How this adventure will unfold remains a mystery. Will he like it? Will he stay off video games long enough to make friends?
Will he get up in the morning on his own a month from today, when I have had to drag him from bed nearly every day of his teenage life? So many unknowns. So much maturing to do.
I was the same age as my son when I left America for an exchange year. I lived on a dairy farm in Luxembourg while attending high school.
It was a challenging time of tears, long-distance phone calls, language study, parties, and travel.
Looking back, I see it as one of the most formative years of my life. I give my parents credit for encouraging me to fly even though it would have been hard to see me go.
It's funny what you notice when the people you love most are about to leave.

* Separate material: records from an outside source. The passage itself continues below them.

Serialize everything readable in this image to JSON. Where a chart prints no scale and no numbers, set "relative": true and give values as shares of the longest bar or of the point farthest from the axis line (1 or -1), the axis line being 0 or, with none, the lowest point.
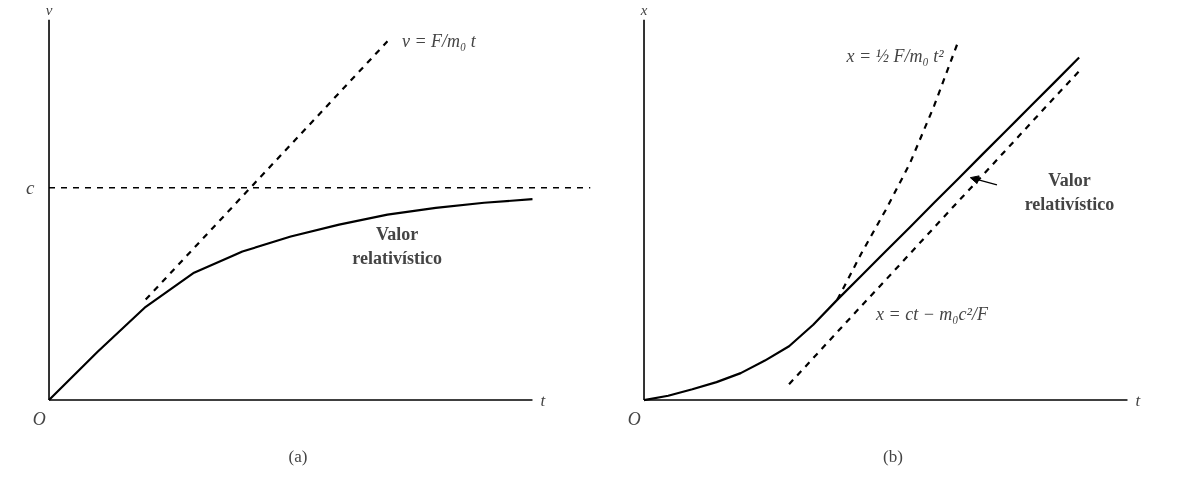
{
  "chart_data": [
    {
      "type": "line",
      "title": "(a)",
      "xlabel": "t",
      "ylabel": "v",
      "relative": true,
      "categories": [
        null,
        null,
        null,
        null,
        null,
        null,
        null,
        null,
        null,
        null,
        null
      ],
      "series": [
        {
          "color": "#000000",
          "line_style": "solid",
          "values": [
            0,
            0.134,
            0.26,
            0.355,
            0.414,
            0.456,
            0.489,
            0.517,
            0.536,
            0.55,
            0.56
          ]
        },
        {
          "color": "#000000",
          "line_style": "dashed",
          "values": [
            null,
            null,
            0.28,
            0.424,
            0.568,
            0.712,
            0.856,
            1.0,
            null,
            null,
            null
          ]
        }
      ],
      "ref_lines": [
        {
          "axis": "y",
          "value": 0.592,
          "label": "c",
          "color": "#000000",
          "line_style": "dashed"
        }
      ],
      "annotations": [
        "O",
        "v = F/m₀ t",
        "Valor relativístico"
      ]
    },
    {
      "type": "line",
      "title": "(b)",
      "xlabel": "t",
      "ylabel": "x",
      "relative": true,
      "categories": [
        null,
        null,
        null,
        null,
        null,
        null,
        null,
        null,
        null,
        null,
        null,
        null,
        null,
        null,
        null,
        null,
        null,
        null,
        null,
        null,
        null
      ],
      "series": [
        {
          "color": "#000000",
          "line_style": "solid",
          "values": [
            0,
            0.012,
            0.03,
            0.05,
            0.075,
            0.11,
            0.15,
            0.21,
            0.28,
            0.347,
            0.415,
            0.482,
            0.55,
            0.617,
            0.685,
            0.752,
            0.82,
            0.887,
            0.955,
            null,
            null
          ]
        },
        {
          "color": "#000000",
          "line_style": "dashed",
          "values": [
            null,
            null,
            null,
            null,
            null,
            null,
            null,
            null,
            0.28,
            0.41,
            0.53,
            0.66,
            0.82,
            1.0,
            null,
            null,
            null,
            null,
            null,
            null,
            null
          ]
        },
        {
          "color": "#000000",
          "line_style": "dashed",
          "values": [
            null,
            null,
            null,
            null,
            null,
            null,
            0.044,
            0.117,
            0.19,
            0.263,
            0.335,
            0.408,
            0.481,
            0.554,
            0.626,
            0.699,
            0.772,
            0.845,
            0.917,
            null,
            null
          ]
        }
      ],
      "annotations": [
        "O",
        "x = ½ F/m₀ t²",
        "x = ct − m₀c²/F",
        "Valor relativístico"
      ]
    }
  ]
}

Conversations about the mundane and the profound bear weight.
Meals are important events, even when they consist of simple spaghetti, stale sushi or leftover tuna casserole.
My phone flips face down and the answer is "yes" when one of my children wants attention.
Yes, I will watch BTS' new video.
Yes, I will talk about faith and doubt.
Yes, I will help you find your car key, even though I am not responsible for it.
The nestlings will leave for their respective schools at the end of next month.
The dog and I will continue bonding over our shared religion: a holy trinity of sunbeams, sofas and running.
On the bright side, I will regain heaps of time otherwise spent cooking, cleaning and washing for three people.
And I will grow during this transition. My nestlings aren't the only ones evolving — life affords us many chances to pivot.
With a combination of work, skill and luck, we can choose the change.
Dawn Picken has written for NZME since 2014 after a career in television news and marketing in the United States. Picken teaches in the business department of Toi Ohomai, where she shares stories of leadership and change.